LORD DYNEVOR moved to leave out paragraph (5). The noble Lord said: A good deal has already been said about this paragraph. It is a famous attempt of a Minister to put himself above the law. The last part of the paragraph is perhaps the worst, where it says that the publication of notice that an Order has been made shall be proof that the Order is within the powers of the Act; that is to say, the Minister says everything is all right, whether it is within the law or without. The subject of the power of Ministers has been often referred to in your Lordships' House and in the Press, and I believe I am right in saying that this is the most far-reaching attempt to give power to a Minister that has ever been put into a Bill.

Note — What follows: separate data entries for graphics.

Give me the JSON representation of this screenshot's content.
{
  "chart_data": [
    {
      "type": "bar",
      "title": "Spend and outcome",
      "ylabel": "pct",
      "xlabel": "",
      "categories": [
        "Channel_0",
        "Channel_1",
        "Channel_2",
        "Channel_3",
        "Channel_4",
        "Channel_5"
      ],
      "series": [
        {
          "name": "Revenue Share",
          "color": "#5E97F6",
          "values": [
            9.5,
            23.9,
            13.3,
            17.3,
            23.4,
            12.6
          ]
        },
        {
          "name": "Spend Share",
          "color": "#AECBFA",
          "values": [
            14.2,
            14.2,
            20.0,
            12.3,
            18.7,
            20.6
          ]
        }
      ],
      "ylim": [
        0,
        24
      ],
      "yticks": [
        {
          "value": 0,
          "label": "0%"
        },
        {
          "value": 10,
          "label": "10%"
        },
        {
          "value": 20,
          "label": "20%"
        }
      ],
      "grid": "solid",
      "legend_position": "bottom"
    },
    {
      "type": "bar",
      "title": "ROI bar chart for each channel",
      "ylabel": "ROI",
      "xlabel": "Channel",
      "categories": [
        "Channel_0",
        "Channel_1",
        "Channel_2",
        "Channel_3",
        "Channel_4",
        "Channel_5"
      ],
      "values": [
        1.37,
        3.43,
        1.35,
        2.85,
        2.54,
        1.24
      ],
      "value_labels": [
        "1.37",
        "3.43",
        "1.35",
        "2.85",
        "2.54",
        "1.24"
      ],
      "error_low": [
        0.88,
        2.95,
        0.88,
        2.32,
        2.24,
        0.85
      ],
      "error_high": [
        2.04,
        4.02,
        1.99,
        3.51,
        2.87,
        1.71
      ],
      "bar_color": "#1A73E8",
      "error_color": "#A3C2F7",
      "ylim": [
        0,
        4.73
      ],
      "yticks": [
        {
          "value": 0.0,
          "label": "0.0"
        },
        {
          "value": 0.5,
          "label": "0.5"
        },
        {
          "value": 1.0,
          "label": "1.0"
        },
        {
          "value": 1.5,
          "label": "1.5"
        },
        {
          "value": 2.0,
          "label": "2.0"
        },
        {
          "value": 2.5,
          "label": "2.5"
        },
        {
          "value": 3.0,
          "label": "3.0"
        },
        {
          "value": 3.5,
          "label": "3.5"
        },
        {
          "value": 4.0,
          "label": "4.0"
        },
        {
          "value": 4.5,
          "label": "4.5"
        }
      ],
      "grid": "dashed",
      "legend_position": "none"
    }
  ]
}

Amendment moved— Page 62, line 5, leave out paragraph (5). —(Lord Dynevor.)

EARL DE LA WARR

I think it is quite clear that this Schedule will have to be amended in view of the decision that your Lordships have taken with regard to the appeal tribunal. I notice that Lord Bayford has an Amendment to this paragraph which more or less follows the wording of the original Schedule. Perhaps I might suggest that the noble Lord should withdraw his Amendment to leave out the whole of paragraph (5) and then we could accept Lord Bayford's Amendment in principle.

LORD DYNEVOR

I have one difficulty, because I think Lord De La Warr himself is going to move the omission of the whole of the Second Schedule later on. For the moment perhaps we had better take subsection (5) out. We can decide later what is to be put in.

EARL DE LA WARR

That proposed alteration of the Second Schedule was in order to meet certain objections of noble Lords to the power of the Minister. That power has gone. I shall, therefore, not be moving that Amendment, as your Lordships have decided on another procedure. The Second Schedule will stand as it is.

THE EARL OF HALSBURY

I have an Amendment to the Second Schedule, which I was not going to move, on the understanding that the noble Earl would move his Amendment altering the Second Schedule. I quite understand that things have taken place in your Lordships' House which make that possibly a difficulty in the way. I do not propose to move my next Amendment, but it must be quite on the understanding that when I see what is going to be moved on the Report stage, I shall be free to criticise and move an Amendment there. At present, I do not propose to move my Amendment.

EARL DE LA WARR

The noble Earl is quite free to do what he likes on Report, but I think he will find that his Amendment does not really fit in with the existing position in the House. I really regarded them all the time as alternative proposals.

LORD DYNEVOR

I will withdraw my Amendment for the moment, and let Lord Bayford move his.

Amendment, by leave, withdrawn.

LORD BAYFORD moved, in paragraph (5), to substitute "prima facie" for "conclusive."

Amendment moved— Page 62, line 6, leave out ("conclusive") and insert ("prima facie").—(Lord Bay-ford.)

On Question, Amendment agreed to.

Amendment moved— Page 62, line 8, leave out ("and that the Order is within the powers of this Act").—(Lord Bayford.)

On Question, Amendment agreed to.

Second Schedule, as amended, agreed to.